When a flood of immigrant workers becomes a trickle
When Poland joined the EU in 2004, unemployment was at 20 per cent, and a flood of workers left the country for higher wage lands such as Norway. Now the tide has turned, and Norway faces labour shortages as Poles stay home.
Norwegians have taken Polish workers for granted, and even seen them as a problem.
A May report by Fafo, a Norwegian non-profit research foundation that looks at labour issues, shows that 44 per cent of respondents believe that labour immigrants are pushing less well-qualified Norwegian workers out of the labour market.
Half of respondents agreed that labour immigration from Eastern Europe has depressed Norwegian wages.
But recent numbers show that emigration from Eastern Europe is roughly equal to immigration from the region. The net number of immigrants from Poland to Norway was 28 people last year.
At the same time, the Norwegian construction industry is facing severe labour shortages. This is the Norwegian industry that has employed the most Polish labour immigrants.
Unemployment nearing record lows
The Federation of Norwegian Construction Industries (BNL) reported earlier this year that unemployment rates in the sector are falling and are lower than they have been for many years.
The labour market is tightening, and unemployment is low throughout Europe, especially in the construction industry, where there is a great shortage of qualified labour.
Iwona Kilanowska, an adviser at BNL who is from Poland, believes Norwegian industries should be a little worried about this trend.
“Companies and organizations still talk as if there is endless access to labour immigrants. I don't see any signs of specific activities or campaigns in the industry to attract people from abroad — or keep them,” she said.
Kilanowska is among the 2.5 million Poles who left when Poland became part of the EU in 2004.
Through the EEA agreement, Norway is part of the Union's internal market and many from Eastern Europe came to Norway, especially from Poland.
“No one imagined how massive this immigration was going to be,” said Fafo researcher Rolf Andersen at a Fafo conference on 15 May this year.

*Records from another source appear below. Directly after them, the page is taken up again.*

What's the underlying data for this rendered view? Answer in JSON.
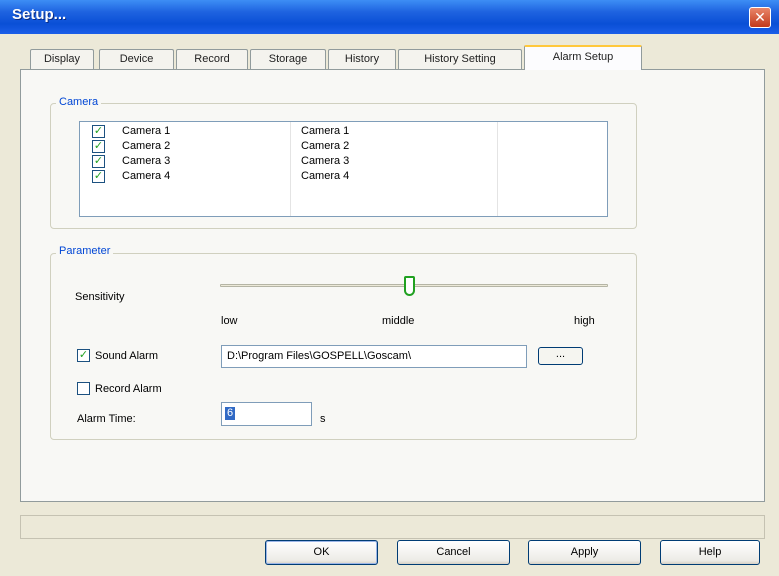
{
  "window": {
    "title": "Setup...",
    "close_glyph": "✕"
  },
  "tabs": [
    {
      "label": "Display"
    },
    {
      "label": "Device"
    },
    {
      "label": "Record"
    },
    {
      "label": "Storage"
    },
    {
      "label": "History"
    },
    {
      "label": "History Setting"
    },
    {
      "label": "Alarm Setup",
      "active": true
    }
  ],
  "camera_group": {
    "legend": "Camera",
    "rows": [
      {
        "name": "Camera 1",
        "alias": "Camera 1",
        "checked": true
      },
      {
        "name": "Camera 2",
        "alias": "Camera 2",
        "checked": true
      },
      {
        "name": "Camera 3",
        "alias": "Camera 3",
        "checked": true
      },
      {
        "name": "Camera 4",
        "alias": "Camera 4",
        "checked": true
      }
    ]
  },
  "parameter_group": {
    "legend": "Parameter",
    "sensitivity_label": "Sensitivity",
    "sensitivity_level": 0.5,
    "scale": {
      "low": "low",
      "middle": "middle",
      "high": "high"
    },
    "sound_alarm": {
      "label": "Sound Alarm",
      "checked": true,
      "path": "D:\\Program Files\\GOSPELL\\Goscam\\",
      "browse_label": "..."
    },
    "record_alarm": {
      "label": "Record Alarm",
      "checked": false
    },
    "alarm_time": {
      "label": "Alarm Time:",
      "value": "6",
      "unit": "s"
    }
  },
  "buttons": {
    "ok": "OK",
    "cancel": "Cancel",
    "apply": "Apply",
    "help": "Help"
  },
  "colors": {
    "titlebar": "#0a4fd6",
    "accent": "#0046d5",
    "check": "#21a121"
  }
}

In 2018, roughly 185,000 people from Eastern Europe were employed in Norway. Among these, 130,000 resided in Norway, while another 55,000 travelled back and forth between the two countries, according to figures from Statistics Norway (SSB).

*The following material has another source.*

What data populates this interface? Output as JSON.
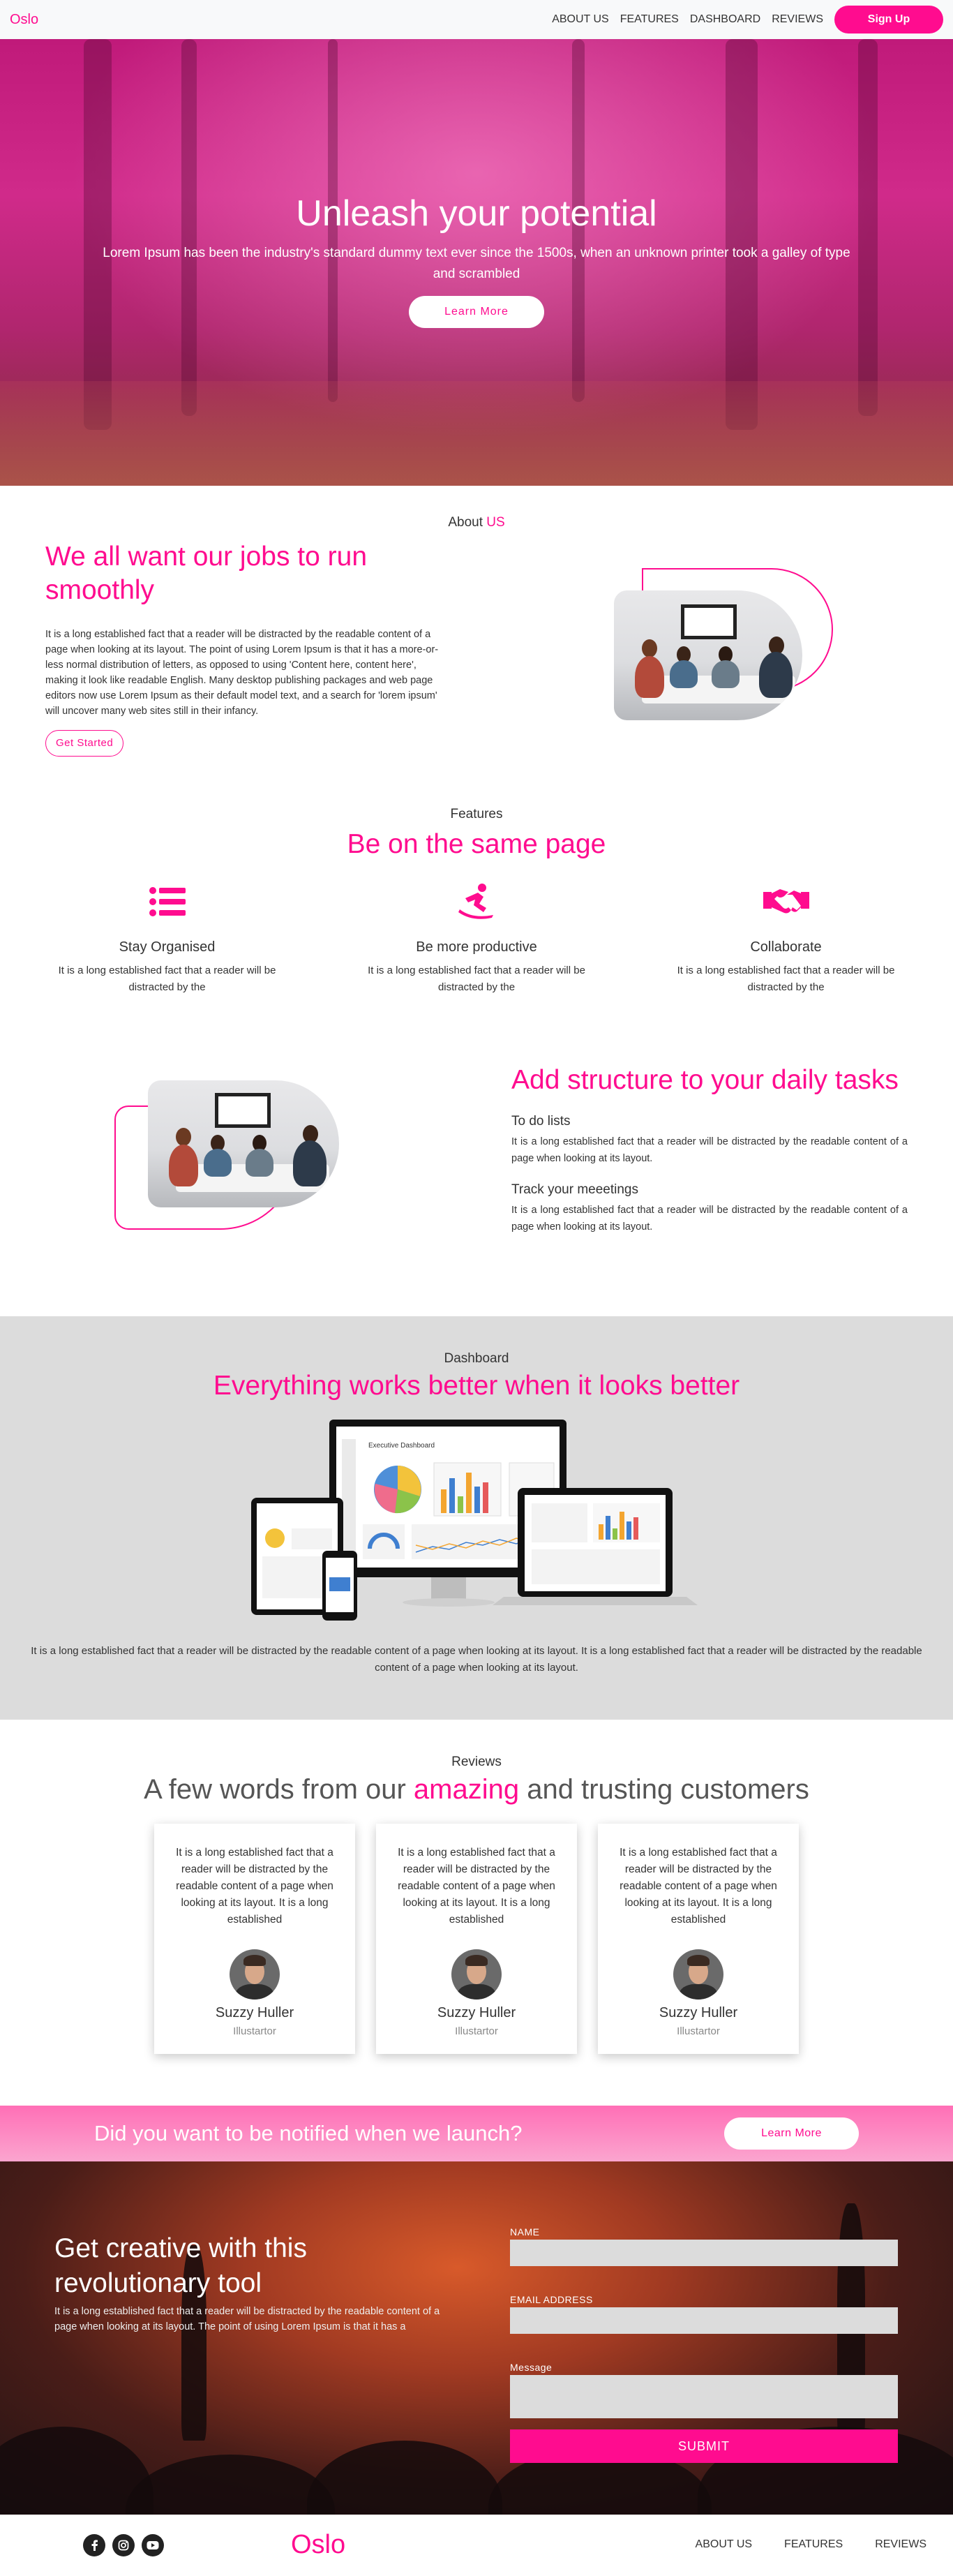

The largest group came from Poland.
A reverse in trends
The tide has now turned.
Figures from Statistics Norway show that labour immigration has dropped sharply, Almost 27,000 immigrants (excluding other Nordic countries) came to Norway in 2011, which was the peak year. Immigration has fallen every year since then.
The main reason why Kilanowska and many other Poles left their country when Poland joined the EU was that unemployment at that time was a sky-high 20 per cent.
Today, unemployment in the country is historically low, around 5.5 per cent. By comparison, unemployment in Norway was 3.8 per cent at the end of April this year.
Poland has experienced increased economic growth since the country joined the EU, and wages have also increased. In addition, the current government has provided fairly generous child benefits to families for the first time.
What goes around comes around
Now, the construction industry in Poland is struggling to employ skilled labourers, while wages in the sector have risen significantly compared to other industries, Kilanowska says.
Polish construction companies have now had to attract immigrant labourers, particularly from the Ukraine and Asia.
Poles are consequently having the same discussions about immigrant labourers and working conditions that took place when Eastern Europeans first came to work in Norway, Kilanowska said.
Many immigrants who leave their countries for work can make good money, but their legal rights are weak and their employment conditions can be poor, she said.
Earnings up in Poland
Polish professionals are now well paid and their quality of life is good, so they don’t have to leave their family to find work outside of the country, Kilanowska says. As a result, fewer are emigrating, she said.
Nearly 90 percent of Polish respondents to a 2018 survey said they are not interested in seeking work abroad. In 2014, that figure was 79 per cent.
The Polish polling agency Work Service surveyed a representative sample of 593 Poles. Eighteen per cent of respondents said they did not want to leave Poland for work abroad because the cultural differences are too great.
Twelve per cent said they did not want to work outside of the country because they believe that Poles are poorly treated abroad.